Motivos para escrever
O que me incomoda não é a crítica, mas a pretensão de pensarem que me conhecem quando nem eu mesma me conheço muito bem. Essa mania que algumas pessoas têm de achar que eu escrevo para elas quando eu escrevo para mim. Sim, eu sou egocêntrica e minhas motivações quase sempre egoístas. Até mesmo quando extremamente legal eu sou egoísta – ajudo porque me faz bem, cuido porque me conforta. São raras as vezes em que começo a escrever com intenção evidente de fazer literatura – não posso sequer dizer que alguma vez o fiz. As palavras acontecem. Elas escapam uma a uma e vão se agrupando. Às vezes viram conto, outras poemas. Quase sempre são apenas a minha forma de racionalizar essa angústia constante que viver me causa e não permitir que ela me paralise. Por mais que todos nós tenhamos aqueles dias em que seria bom ir dormir sabendo que não se vai acordar, é preciso continuar vivendo. Se viver fosse opcional, eu escolheria continuar vivendo. Mas gostaria que vez ou outra nos fosse permitido entrar em hibernação.

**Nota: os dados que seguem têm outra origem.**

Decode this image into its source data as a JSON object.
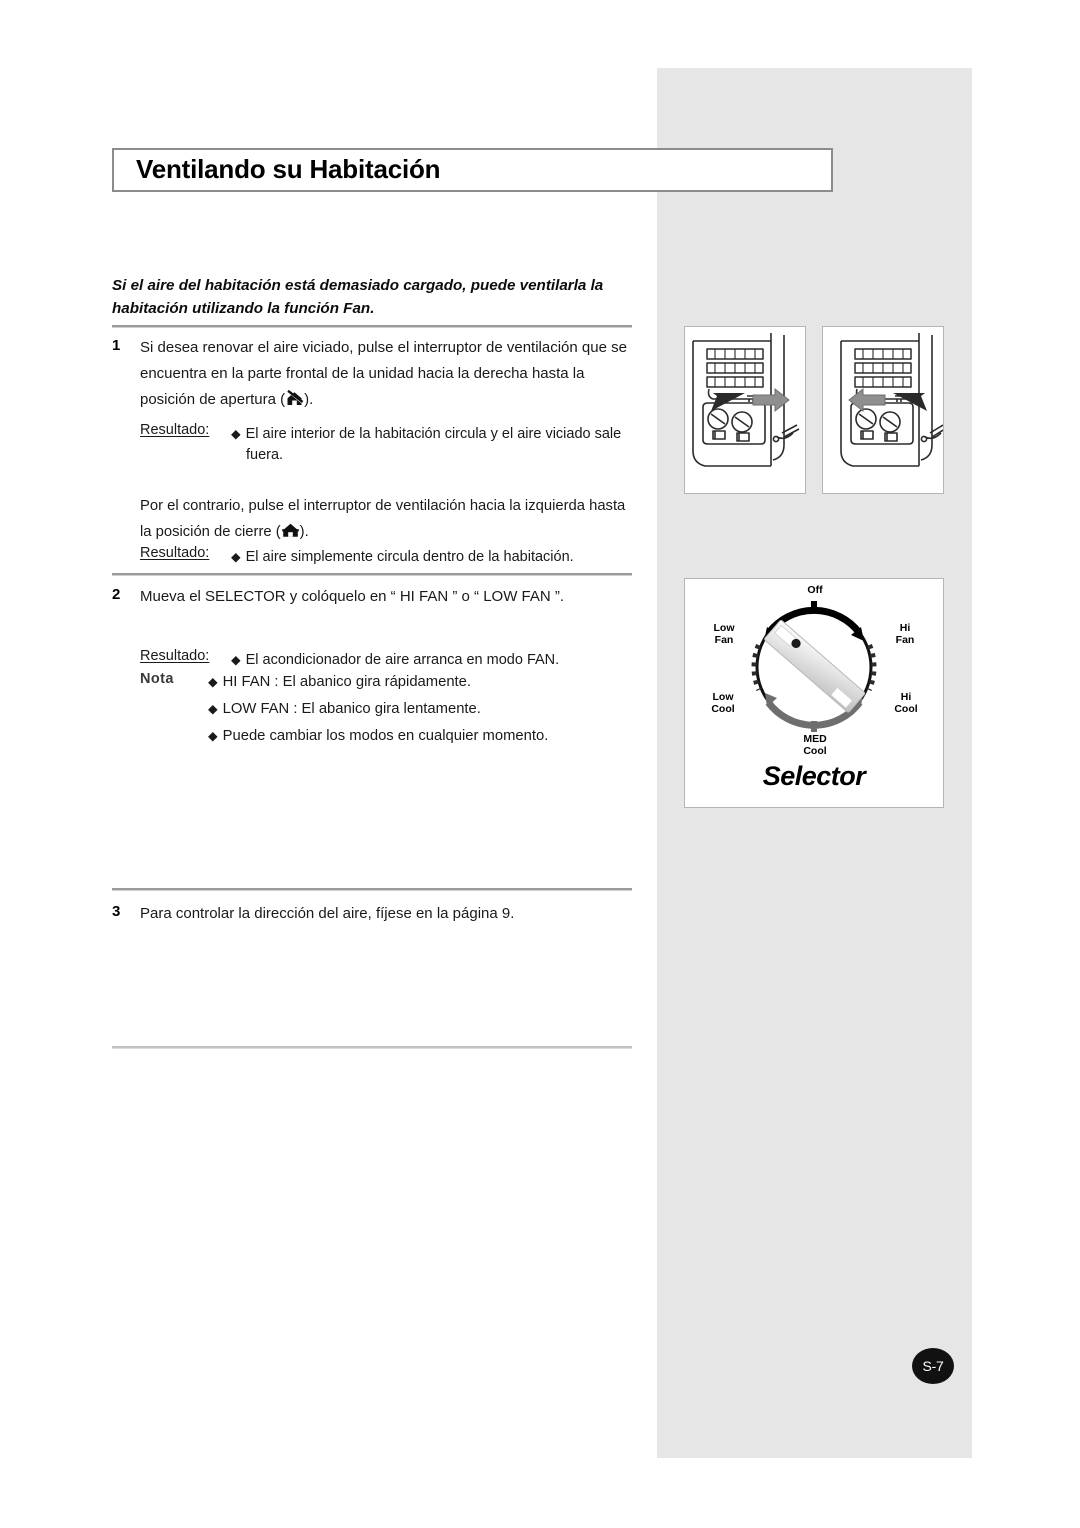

Olho em volta, observo as pessoas e vejo um mundo que a cada dia me parece valer menos a pena. Aí, quando o peso dessa idéia parece que vai mesmo dobrar as minhas pernas, eu escrevo. E depois aperto aquele botãozinho azul onde se vê a palavra publicar. O peso alivia. Não me sinto diferente dos doidos que saem por aí falando com seus botões; balbuciamos sem nos importar em sermos ouvidos, porque nosso ópio não é atenção em si, mas a sua possibilidade.
Escrevo porque eu percebo demais, entendo demais. Escrevo porque tenho essa sensação de que se eu não der à minha intuição um formato ela pode acabar virando uma loucura e eu ainda não estou pronta para a enorme liberdade que enlouquecer representa.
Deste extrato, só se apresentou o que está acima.